Lets say you want to access a UNC share on the box you have connected to or in any other way use your current credentials to access another machine. This will typically fail with the ever informative Access Denied error. You can enable whats called credential delegation by using a different type of authentication mechanism called CredSSP. This is only available using Powershell remoting and requires extra configuration on both the client and remote machines.

On the remote machine, run:

Enable-WSManCredSSP -Role Server

On the client there are a few things to set up. First, similar to the server, you need to enable it but also specify a white list of endpoints.  This is formatted similar to the trusted hosts discussed above:

Enable-WSManCredSSP -Role Client -DelegateComputer 'my_trusted_host.me.org'

Next you need to edit the local security policy on the machine to allow delegation to specific endpoints. In the gpedit GUI, navigate to Computer Configuration > Administrative Templates > System > Credential Delegation and enable "Allow Delegating Fresh Credentials". Further, you need to add the endpoints you authorize delegation to. You can add WSMAN\*.my_domain.com to allow all endpoints in the my_domain.com domain. You can add as many entries as you need.
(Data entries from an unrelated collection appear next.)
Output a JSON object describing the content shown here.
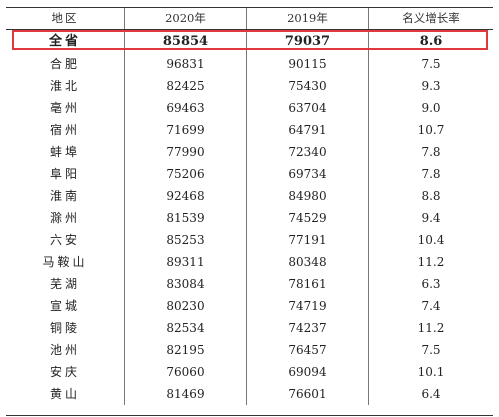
{
  "header": {
    "region": "地区",
    "y2020": "2020年",
    "y2019": "2019年",
    "growth": "名义增长率"
  },
  "total": {
    "region": "全省",
    "y2020": "85854",
    "y2019": "79037",
    "growth": "8.6"
  },
  "rows": [
    {
      "region": "合肥",
      "y2020": "96831",
      "y2019": "90115",
      "growth": "7.5"
    },
    {
      "region": "淮北",
      "y2020": "82425",
      "y2019": "75430",
      "growth": "9.3"
    },
    {
      "region": "亳州",
      "y2020": "69463",
      "y2019": "63704",
      "growth": "9.0"
    },
    {
      "region": "宿州",
      "y2020": "71699",
      "y2019": "64791",
      "growth": "10.7"
    },
    {
      "region": "蚌埠",
      "y2020": "77990",
      "y2019": "72340",
      "growth": "7.8"
    },
    {
      "region": "阜阳",
      "y2020": "75206",
      "y2019": "69734",
      "growth": "7.8"
    },
    {
      "region": "淮南",
      "y2020": "92468",
      "y2019": "84980",
      "growth": "8.8"
    },
    {
      "region": "滁州",
      "y2020": "81539",
      "y2019": "74529",
      "growth": "9.4"
    },
    {
      "region": "六安",
      "y2020": "85253",
      "y2019": "77191",
      "growth": "10.4"
    },
    {
      "region": "马鞍山",
      "y2020": "89311",
      "y2019": "80348",
      "growth": "11.2"
    },
    {
      "region": "芜湖",
      "y2020": "83084",
      "y2019": "78161",
      "growth": "6.3"
    },
    {
      "region": "宣城",
      "y2020": "80230",
      "y2019": "74719",
      "growth": "7.4"
    },
    {
      "region": "铜陵",
      "y2020": "82534",
      "y2019": "74237",
      "growth": "11.2"
    },
    {
      "region": "池州",
      "y2020": "82195",
      "y2019": "76457",
      "growth": "7.5"
    },
    {
      "region": "安庆",
      "y2020": "76060",
      "y2019": "69094",
      "growth": "10.1"
    },
    {
      "region": "黄山",
      "y2020": "81469",
      "y2019": "76601",
      "growth": "6.4"
    }
  ],
  "colors": {
    "highlight": "#e0383e",
    "rule": "#333333"
  }
}
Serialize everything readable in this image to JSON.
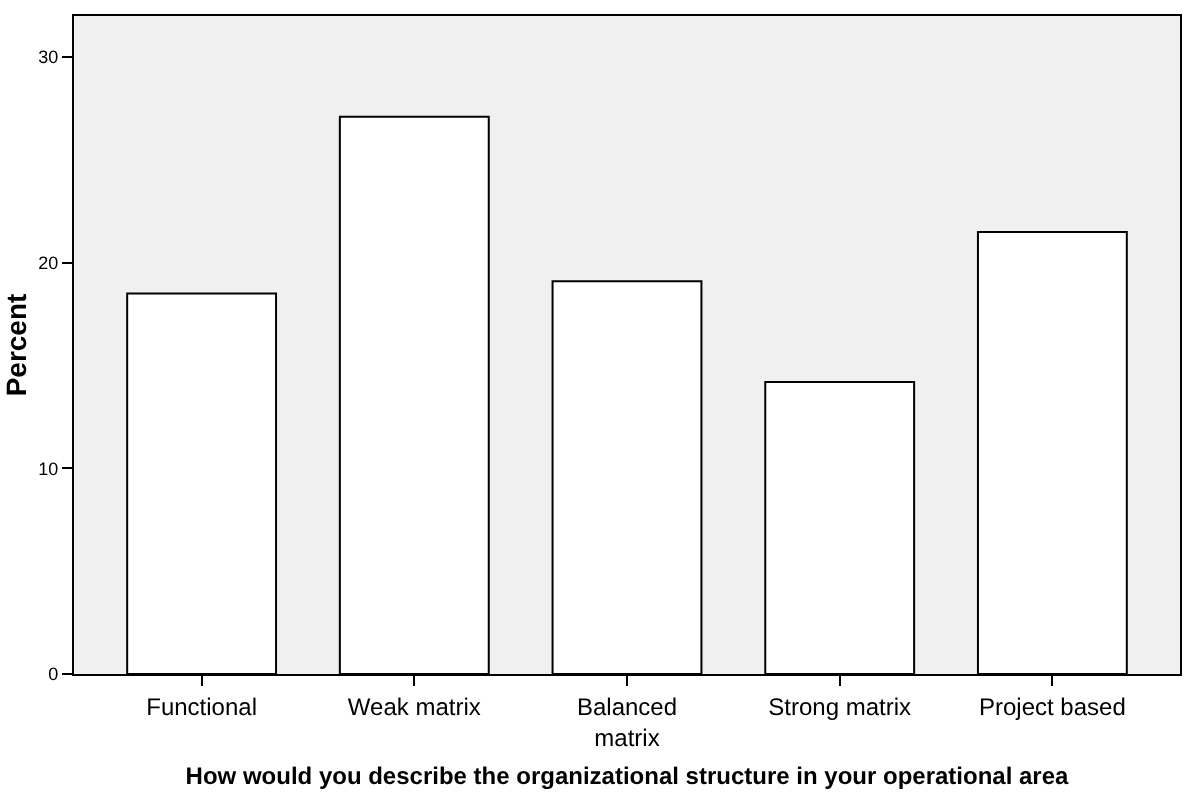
{
  "chart_data": {
    "type": "bar",
    "categories": [
      "Functional",
      "Weak matrix",
      "Balanced matrix",
      "Strong matrix",
      "Project based"
    ],
    "values": [
      18.5,
      27.1,
      19.1,
      14.2,
      21.5
    ],
    "color": "#ffffff",
    "xlabel": "How would you describe the organizational structure in your operational area",
    "ylabel": "Percent",
    "ylim": [
      0,
      32
    ],
    "yticks": [
      0,
      10,
      20,
      30
    ],
    "grid": false
  }
}
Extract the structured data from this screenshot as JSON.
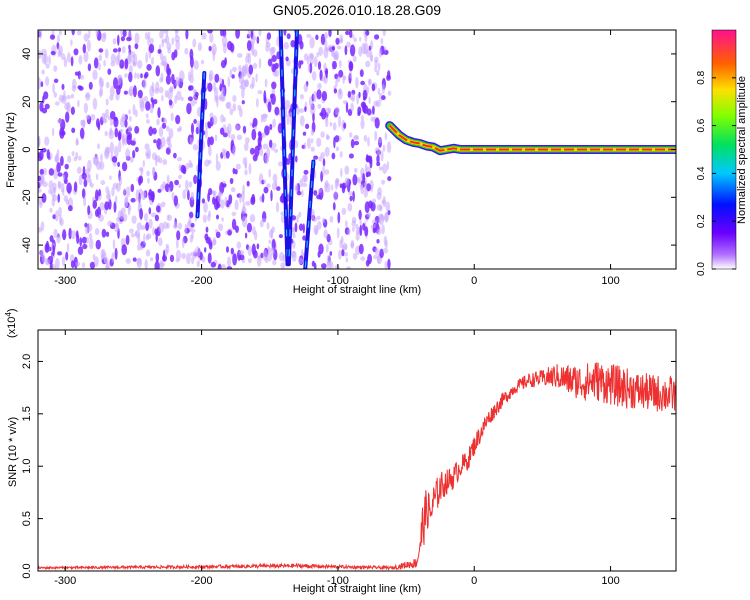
{
  "title": "GN05.2026.010.18.28.G09",
  "chart_data": [
    {
      "type": "heatmap",
      "xlabel": "Height of straight line (km)",
      "ylabel": "Frequency (Hz)",
      "xlim": [
        -320,
        148
      ],
      "ylim": [
        -50,
        50
      ],
      "x_ticks": [
        -300,
        -200,
        -100,
        0,
        100
      ],
      "x_tick_labels": [
        "-300",
        "-200",
        "-100",
        "0",
        "100"
      ],
      "y_ticks": [
        -40,
        -20,
        0,
        20,
        40
      ],
      "y_tick_labels": [
        "-40",
        "-20",
        "0",
        "20",
        "40"
      ],
      "noise_x_range": [
        -320,
        -62
      ],
      "streaks": [
        {
          "x_top": -142,
          "x_bottom": -137,
          "y_top": 50,
          "y_bottom": -48
        },
        {
          "x_top": -130,
          "x_bottom": -136,
          "y_top": 50,
          "y_bottom": -48
        },
        {
          "x_top": -198,
          "x_bottom": -203,
          "y_top": 32,
          "y_bottom": -28
        },
        {
          "x_top": -118,
          "x_bottom": -124,
          "y_top": -5,
          "y_bottom": -50
        }
      ],
      "signal_trace": {
        "x": [
          -62,
          -55,
          -50,
          -45,
          -40,
          -35,
          -30,
          -25,
          -20,
          -15,
          -10,
          0,
          20,
          40,
          60,
          80,
          100,
          120,
          148
        ],
        "y": [
          10,
          6,
          4,
          3,
          2.5,
          1.5,
          1,
          -0.5,
          0,
          0.5,
          0,
          0,
          0,
          0,
          0,
          0,
          0,
          0,
          0
        ]
      },
      "colorbar": {
        "label": "Normalized spectral amplitude",
        "range": [
          0,
          1
        ],
        "ticks": [
          0.0,
          0.2,
          0.4,
          0.6,
          0.8
        ],
        "tick_labels": [
          "0.0",
          "0.2",
          "0.4",
          "0.6",
          "0.8"
        ]
      },
      "colors": {
        "noise": "#7a28ff",
        "noise_light": "#c9a6ff",
        "signal_core": "#ff2a1a",
        "signal_edge": "#2ad800"
      },
      "grid": false
    },
    {
      "type": "line",
      "xlabel": "Height of straight line (km)",
      "ylabel": "SNR (10 * v/v)",
      "y_multiplier": "(x10",
      "y_multiplier_exp": "4",
      "y_multiplier_close": ")",
      "xlim": [
        -320,
        148
      ],
      "ylim": [
        0,
        2.3
      ],
      "x_ticks": [
        -300,
        -200,
        -100,
        0,
        100
      ],
      "x_tick_labels": [
        "-300",
        "-200",
        "-100",
        "0",
        "100"
      ],
      "y_ticks": [
        0.0,
        0.5,
        1.0,
        1.5,
        2.0
      ],
      "y_tick_labels": [
        "0.0",
        "0.5",
        "1.0",
        "1.5",
        "2.0"
      ],
      "series": [
        {
          "color": "#ee3030",
          "x": [
            -320,
            -200,
            -130,
            -100,
            -60,
            -42,
            -38,
            -35,
            -32,
            -30,
            -25,
            -20,
            -15,
            -10,
            -5,
            0,
            10,
            20,
            30,
            40,
            50,
            60,
            70,
            80,
            90,
            100,
            110,
            120,
            130,
            148
          ],
          "y": [
            0.03,
            0.04,
            0.05,
            0.04,
            0.03,
            0.08,
            0.4,
            0.6,
            0.55,
            0.65,
            0.8,
            0.85,
            0.9,
            1.0,
            1.05,
            1.2,
            1.45,
            1.62,
            1.75,
            1.82,
            1.84,
            1.86,
            1.82,
            1.8,
            1.82,
            1.78,
            1.75,
            1.72,
            1.7,
            1.68
          ],
          "noise_amplitude": [
            0.01,
            0.015,
            0.02,
            0.015,
            0.015,
            0.05,
            0.25,
            0.2,
            0.18,
            0.18,
            0.15,
            0.12,
            0.12,
            0.1,
            0.1,
            0.1,
            0.08,
            0.07,
            0.06,
            0.07,
            0.08,
            0.12,
            0.15,
            0.18,
            0.2,
            0.2,
            0.2,
            0.18,
            0.18,
            0.18
          ]
        }
      ],
      "grid": false
    }
  ]
}
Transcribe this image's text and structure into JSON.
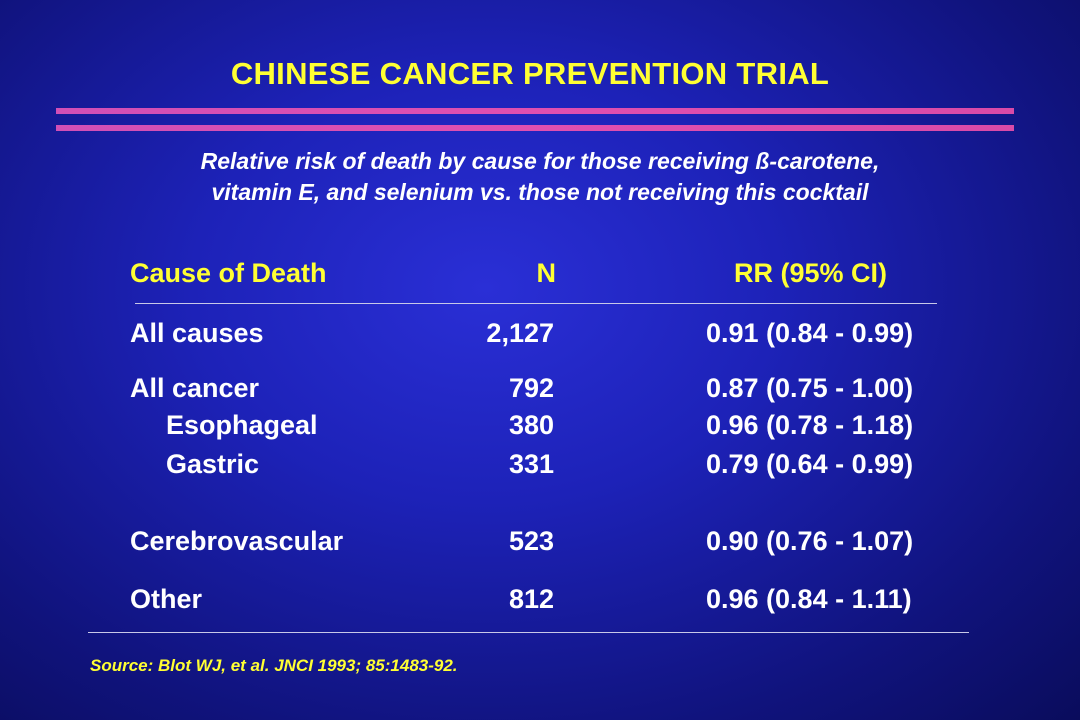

Certificate based authentication

Even more secure than usernames and passwords is using a x509 certificate signed by a trusted certificate authority. Many use this techniue when using SSH with SSH keys. Well, the same is possible with WinRM. I won't get into the details here since I have blogged separately on this topic here.

Windows Nano TP 3

As of the date of this post, Microsoft has released technical preview 3 of its new Windows Nano flavored server OS. I have previously blogged about this super light weight os but here is a winrm related bit of info that is unique to nano as of this version at least: there are no tools to tweak the winrm settings. Neither the winrm command or the winrm powershell provider are present.

In order to make changes, you must edit the registry directly. These settings are located at:

 HKLM\Software\Microsoft\Windows\CurrentVersion\WSMAN

Other Caveats

I've written an entire post on this topic and will not go into the same detail here. Basically I have found that once winrm is correctly configured, there is still a small subset of operations that will fail in a remote context. Any interaction with wsus is an example but please read my previous post for more. When you hit one of these road blocks, you typically have two options:

  1. Use a Scheduled Task to execute the command in a local context
  2. Install an SSH server and use that

The second option appears to be imminent and in the end will make all of this easier and perhaps render this post irrelevant.